Racism is certainly the problem for some people, but for others it's the 'we will decide who comes here and the manner in which they come' thing, which is hypocritical.

Why so much worry about boats and none about planes?

Is there some quantity of grovelling, some level of destitution, some specified number of lost limbs these people would accept as the mark of a worthy refugee?

I find the hysteria surrounding boats mystifying. But as long as it sells newspapers I guess we're stuck with it.

Lyn says "I find the hysteria surrounding boats mystifying." It's the visuals. It tapes into the emotion of unconscious fear and dread about alien, Asian hordes invading an isolated white Christian nation.

It's Australia's political unconscious.

Yes it relates to the visuals I think too and highlights a lack of control maybe. The planes come in. Everybody walks in lines though check points. Shows papers and is watched. Its all very legitimate and orderly.

Perhaps the boats could be dampened down a bit by a good reality TV show. Perhaps the people will be humanized by it. Perhaps I can sell it to Channel 10. I better get cracking!

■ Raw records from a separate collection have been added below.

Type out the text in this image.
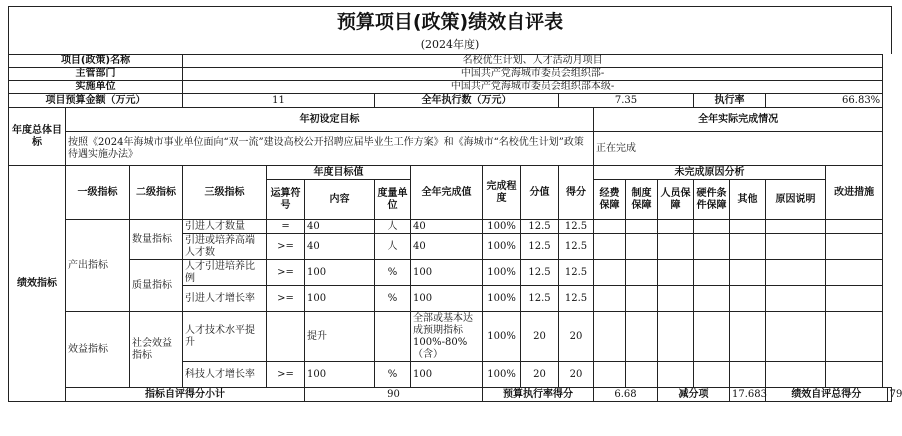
预算项目(政策)绩效自评表
(2024年度)
项目(政策)名称			名校优生计划、人才活动月项目															
主管部门			中国共产党海城市委员会组织部-															
实施单位			中国共产党海城市委员会组织部本级-															
项目预算金额（万元）			11			全年执行数（万元）				7.35				执行率		66.83%		
年度总体目标	年初设定目标										全年实际完成情况							
	按照《2024年海城市事业单位面向“双一流”建设高校公开招聘应届毕业生工作方案》和《海城市“名校优生计划”政策待遇实施办法》										正在完成							
绩效指标	一级指标	二级指标	三级指标	年度目标值			全年完成值	完成程度	分值	得分	未完成原因分析						改进措施	
				运算符号	内容	度量单位					经费保障	制度保障	人员保障	硬件条件保障	其他	原因说明		
	产出指标	数量指标	引进人才数量	=	40	人	40	100%	12.5	12.5								
			引进或培养高端人才数	>=	40	人	40	100%	12.5	12.5								
		质量指标	人才引进培养比例	>=	100	%	100	100%	12.5	12.5								
			引进人才增长率	>=	100	%	100	100%	12.5	12.5								
	效益指标	社会效益指标	人才技术水平提升		提升		全部或基本达成预期指标100%-80%（含）	100%	20	20								
			科技人才增长率	>=	100	%	100	100%	20	20								
	指标自评得分小计				90			预算执行率得分			6.68		减分项		17.683	绩效自评总得分		79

The visuals thing is really interesting. After the children overboard fiasco we got pretty much no visual at all. I figured it must be harder to sympathise with people you can't see, and easier to demonise the imaginary.

Remember how cranky the Howard people were when the Papua New Guineans were splashed over tv with their big smiles and cute kids?

Now we're seeing actual people with horrible injuries after the boat blast, and Malcolm Turnbull wanting to visit them in hospital. I don't imagine he wants to be filmed lecturing some poor, barely alive person about how bad boat people are.

Assuming the stuff about potential boat people being well informed of Australian developments is true, they'll soon be turning up looking suitably bedraggled, poor and put upon. With lots of cute kids rehearsing navity plays.

Maybe all they need is some good marketing advice.

It's a funny old issue, I'll say. Welcome them with open arms I say. But we need to drastically increase the amount of money we spend integrating each refugee we accept.


There is no point accepting all these people from exotic lands, and leaving them to their own devices.


Now that we have matured from the idiocy of multiculturalism, we need to send the reffos to Aussie boot camp!